I don’t quite understand the restrictions you’ve outlined (I get it may not be implemented right now). Conceptually, indexes exist for a set of documents and each document has covered attributes. An intersection scan looks for documents that satisfy criteria from two or more indexes, and therefore, an intersect scan should be able to cover the union of all covered attributes across those individual indexes.

So I’m re-reading what you wrote as carefully as I can to try to understand your point. When you say “. . . maintained independently, asynchronously” are you talking about consistency between the indexes? That the two indexes may not individually be based on the same mutation of the document, and therefore not only can’t you trust the covered values in the index, Couchbase can’t even trust that the document truly meets the query criteria (i.e. it could have found a document that doesn’t really meet all criteria on each index; it may also miss a document that should have been found). For that reason, after getting a “hit” Couchbase fetches and reapply the filters to the current best representation of the document to ensure the “hit” (a potentially very large performance hit, and you may still get missing docs)?

If that is the real issue - if I understood you correctly - wouldn’t that be the point of the scan_consistency flags (not_bounded, at_plus, request_plus)? If the indexes are collectively mutually consistent as of a particular point (or not if you don’t care), then the content between the indexes could be trusted at that point for that query, and you could use those covered values? For performance it may actually be worth it to take the consistency hit.

If I did not properly understand you point, could you offer a few extra words of explanation?

Thank you for your time and energy @vsr1.

INSERT INTO default VALUES (“doc1”, {“address”: “1234 First Street”, “city”: "San Francisco, “state”: “CA”, “zipcode” : 91234});
CREATE INDEX ix1 ON default(zipcode);
CREATE INDEX ix2 ON default(city);
SELECT META().id, city, zipcode FROM default WHERE city=“San Francisco” AND zipcode = 91234;

Above query can use index

  • ix1 only
  • ix2 only
  • ix1, ix2 and do IntersectScan due to AND clause

As ix1 has zipcode, META().id and ix2 has city and META().id , Query use zipcode, city, META().id .
Query can’t use multiple indexes(ix1,ix2) combine the values from different sources and produce covered query .Due to each index maintained independently , asynchronously.

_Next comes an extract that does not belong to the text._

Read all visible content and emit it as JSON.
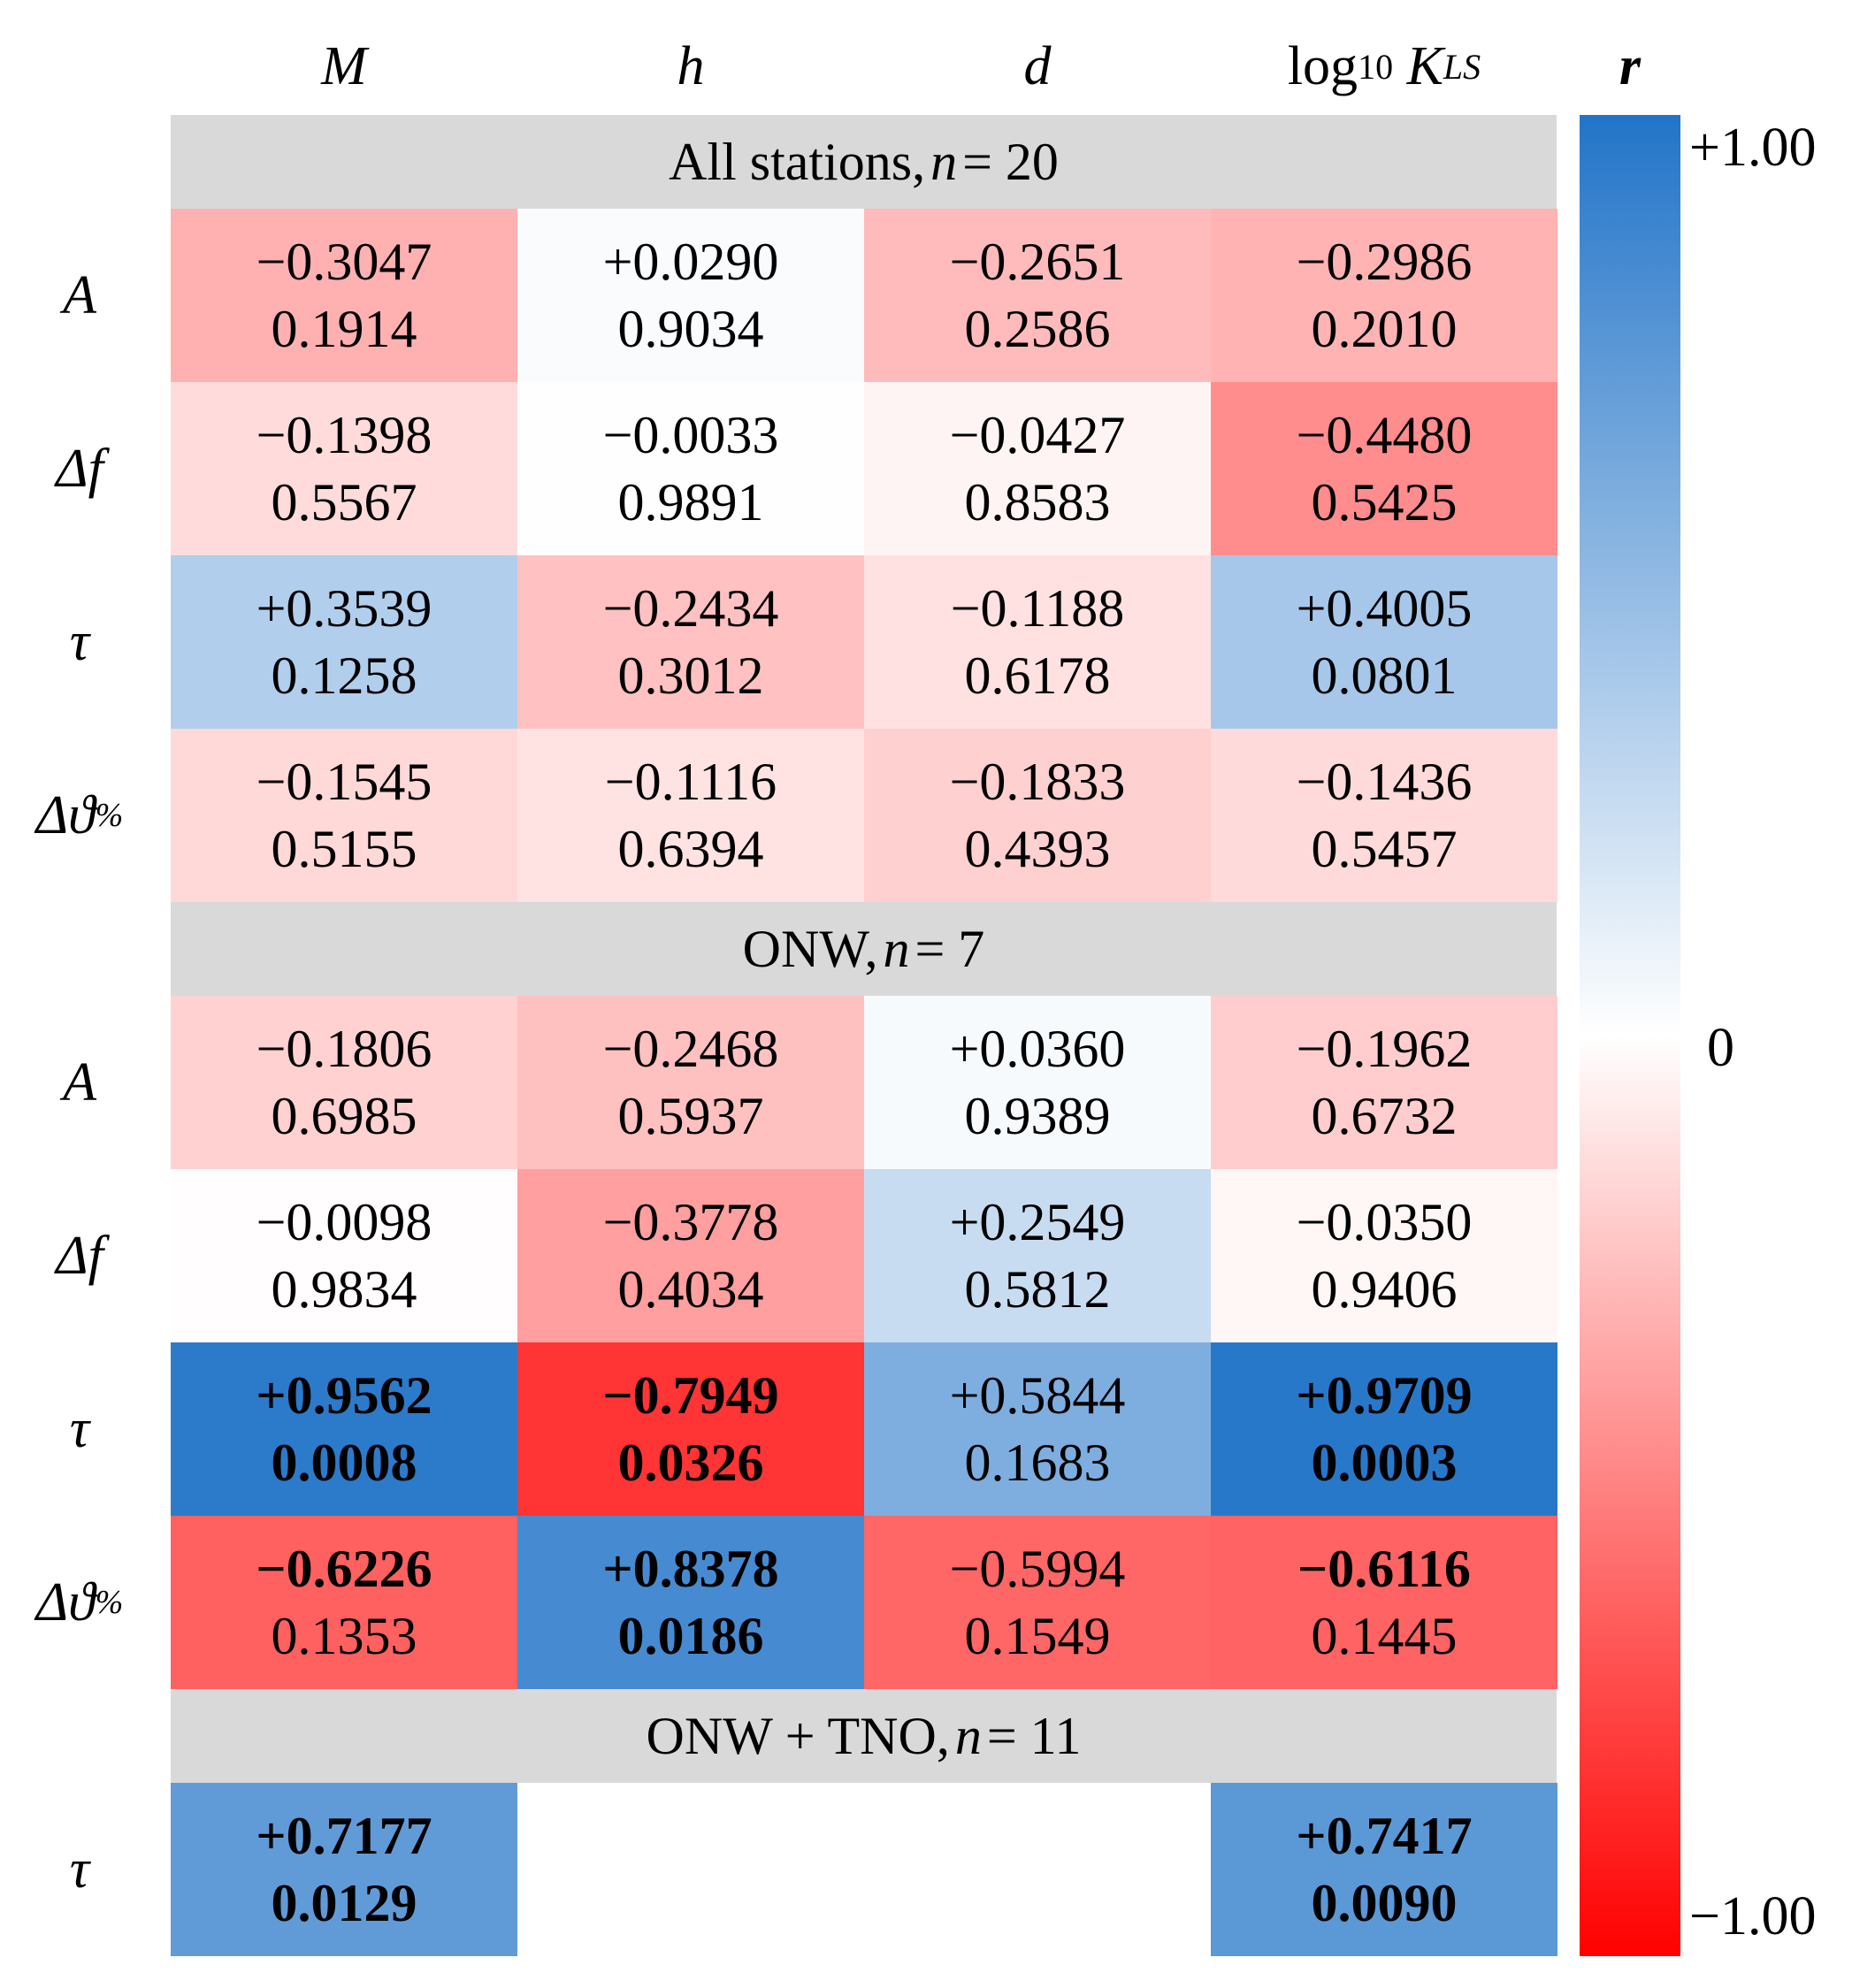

  • Time T1 : The document is what described above.
  • Index ix1, ix2 also upto time T1
  • Query issued it can produce right results.
  • At Time T2 User updated zipcode = 81234, city = “New York”;
  • Index ix1 still at time T1, ix2 is Fast Time T2
  • Now issue following query it gets results with city =“New York”:, zipcdoe = 91234.
  • SELECT META().id, city, zipcode FROM default WHERE city=“New York” AND zipcode = 91234;

At any given time there is no document that has value of city=“New York” AND zipcode = 91234.
By combining the documents from different sources atomicity of the document will be lost. Intersect scan result in false positives, Due to that N1QL Fetch the document and re-applying predicates.

If you really Interested only document key with covering on intersectScan .
Use Two independent queries with SET Operator INTERSECT, UNION.

SELECT META().id FROM default WHERE city = "San Francisco" 
SELECT META().id FROM default WHERE zipcode = 91234;

Thank you, again. This is VERY much appreciated.